CMT lance deux emprunts obligataires de 400 MDH en juillet prochain

Le premier de 250 MDH se fera par l’émission d’obligations convertibles en actions.
Le second de 150 MDH consistera en une levée obligataire classique.
Les deux serviront au financement du plan de croissance interne et externe de l’entreprise sur les 5 prochaines années.

L’annonce est passée presque inaperçue. La Compagnie minière de Touissit (CMT) s’apprête à lancer une opération assez spéciale pour le marché financier marocain. Il s’agit d’une émission d’obligations convertibles en actions. Jusque-là, l’unique opération du genre sur la place casablancaise a été menée par BMCI…Il y a près de 9 ans !
De quoi s’agit-il au juste ? Une obligation convertible en action donne à son détenteur, pendant la période de conversion, la possibilité de l’échanger contre une ou plusieurs actions de la société émettrice. Autrement dit, il s’agit d’une obligation classique avec une option d’achat sur des actions nouvelles de l’émetteur. Dans sa partie classique, l’opération de CMT consiste donc en l’émission d’obligations (à l’adresse exclusive d’investisseurs institutionnels) courant sur 5 ans et cotées à la Bourse de Casablanca pour un montant total de 250 MDH (voir tableau ci-dessous). L’émission est assortie d’un taux de base de 3,40% (bons du Trésor sur 5 ans) renchéri d’une prime de risque. Celle-ci devrait avoisiner les 120 points de base mais n’a pas encore été précisément déterminée. A ce titre, le management envisage de boucler les ultimes détails de l’opération courant juillet, pourvu que soit obtenu l’accord des actionnaires à la suite de l’assemblée générale extraordinaire prévue pour le 2 juillet. S’agissant de l’option de conversion, elle pourra être exercée sur 2 périodes : 60 jours précédant respectivement  la fin de la 4e et de la 5e année.

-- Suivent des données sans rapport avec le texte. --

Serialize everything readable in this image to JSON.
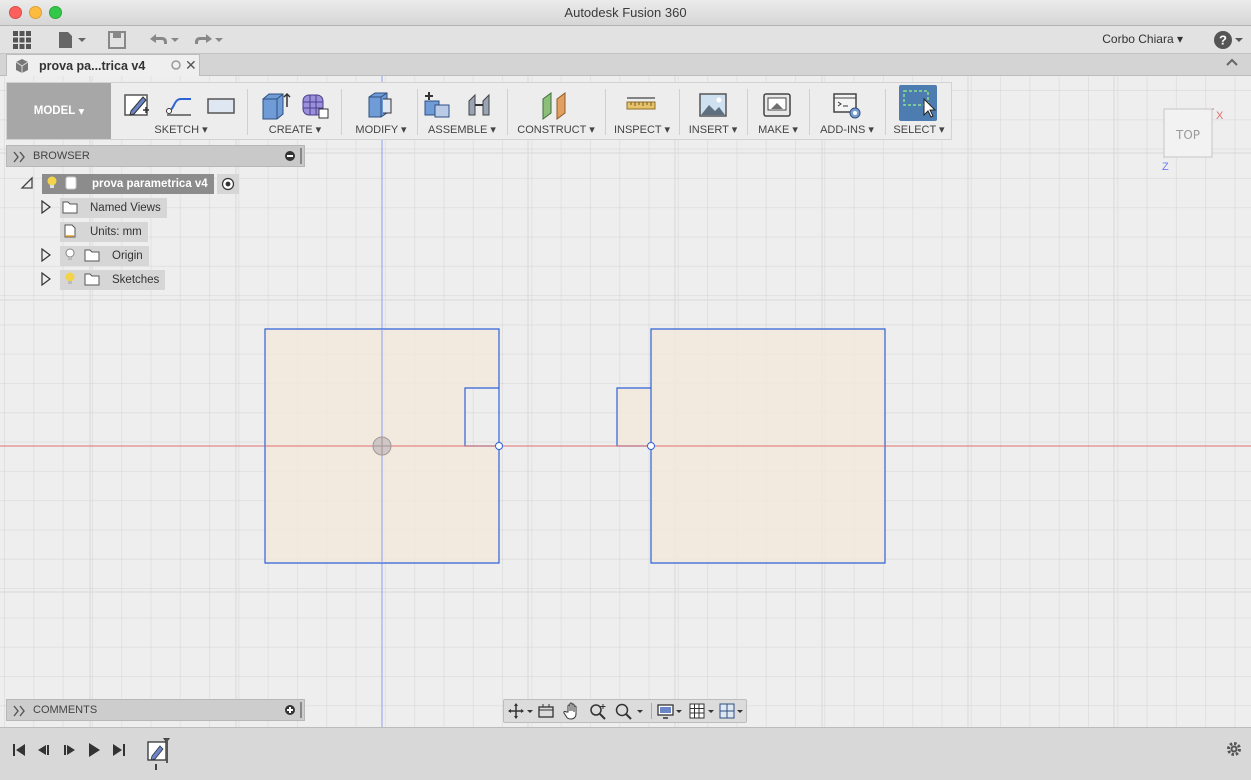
{
  "window": {
    "title": "Autodesk Fusion 360"
  },
  "user": {
    "name": "Corbo Chiara"
  },
  "document_tab": {
    "label": "prova pa...trica v4"
  },
  "ribbon": {
    "workspace": "MODEL",
    "groups": {
      "sketch": "SKETCH",
      "create": "CREATE",
      "modify": "MODIFY",
      "assemble": "ASSEMBLE",
      "construct": "CONSTRUCT",
      "inspect": "INSPECT",
      "insert": "INSERT",
      "make": "MAKE",
      "addins": "ADD-INS",
      "select": "SELECT"
    }
  },
  "browser": {
    "title": "BROWSER",
    "root": "prova parametrica v4",
    "items": {
      "named_views": "Named Views",
      "units": "Units: mm",
      "origin": "Origin",
      "sketches": "Sketches"
    }
  },
  "comments": {
    "title": "COMMENTS"
  },
  "viewcube": {
    "face": "TOP",
    "axis_x": "X",
    "axis_z": "Z"
  },
  "colors": {
    "accent": "#4d7db0",
    "sketch_line": "#2f62d6",
    "sketch_fill": "#f2e8dc",
    "x_axis": "#e07070",
    "y_axis": "#8d9ef0"
  }
}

Des contacts pour des acquisitions en Afrique de l’ouest aboutiront dans les prochains mois
Reste la valeur de conversion. Celle-ci est fixée à  1 250 DH par action, environ le double de la valeur moyenne du titre depuis sa première cotation et nettement plus que le cours de l’action CMT au 8 juin 2008 (770 DH). Driss Traki, président directeur général de CMT, s’en justifie : «A travers cette valeur de conversion, nous visons à limiter l’effet dilutif de la conversion en actions». Il faut dire que déjà en cas de conversion de la totalité des 250 MDH en actions, les 195 000 nouvelles actions qui seraient créées entraîneraient une dilution de 12% environ. C’est d’ailleurs pour cela que le management envisage comme solution de renfort pour contenir la dilution du capital de lancer un programme de rachat d’actions. L’autre argument justifiant une valeur de conversion de  1 250 DH invoque la conformité de cette dernière valoriation avec les perspectives de croissance sur 5 ans de CMT. Le président évoque notamment le plan de développement sur 5 ans que va justement financer l’émission obligataire convertible en actions. A celle-ci s’ajoute d’ailleurs un emprunt obligataire classique d’un montant de 150 MDH qui sera levé en même temps. La manne totale est donc de 400 MDH et son affectation est bien claire pour le management. Il s’agira, d’une part, de financer la croissance organique de CMT. En effet, l’entreprise investit chaque année jusqu’à 45 MDH en travaux d’infrastructures et de recherches, soit sur un horizon de 5 ans, un besoin de financement total de 200 à 250 MDH. Par ailleurs, la société travaille actuellement sur des recherches  qui pourraient déboucher d’ici un an et demi sur des projets d’exploitation (or à Tighza, cuivre à Midelt…) qui n’ont à ce jour jamais été pris en compte dans la valorisation de l’entreprise. En outre, compte tenu de la conjoncture internationale actuelle favorable aux acquisitions, CMT est à la recherche active d’opportunités de croissance externe dans le secteur minier, au Maroc comme à l’étranger. Les bruits du marché se sont empressés d’évoquer la possibilité d’une absorption de SMI par CMT. Mais cette piste n’est pas du tout plausible car  «pour cette seule opération, CMT aurait eu à lever plus d’un milliard de DH», recadre un analyste. Plus avancée, la croissance externe hors Maroc a déjà donné lieu à des contacts en Afrique de l’ouest, à des fins de prise de participation dans des entreprises minières exploitant l’or, l’argent et le zinc.
«Ces négociations devraient aboutir  dans les prochains mois», révèle Traki. Les premières retombées de ces annonces sont favorables et CMT, qui fait déjà l’unanimité en offrant le rendement de dividende le plus élevé de la cote (13% pour 2009 selon Attijari Intermédiation), rassure davantage en s’étant assuré un financement à moindres frais.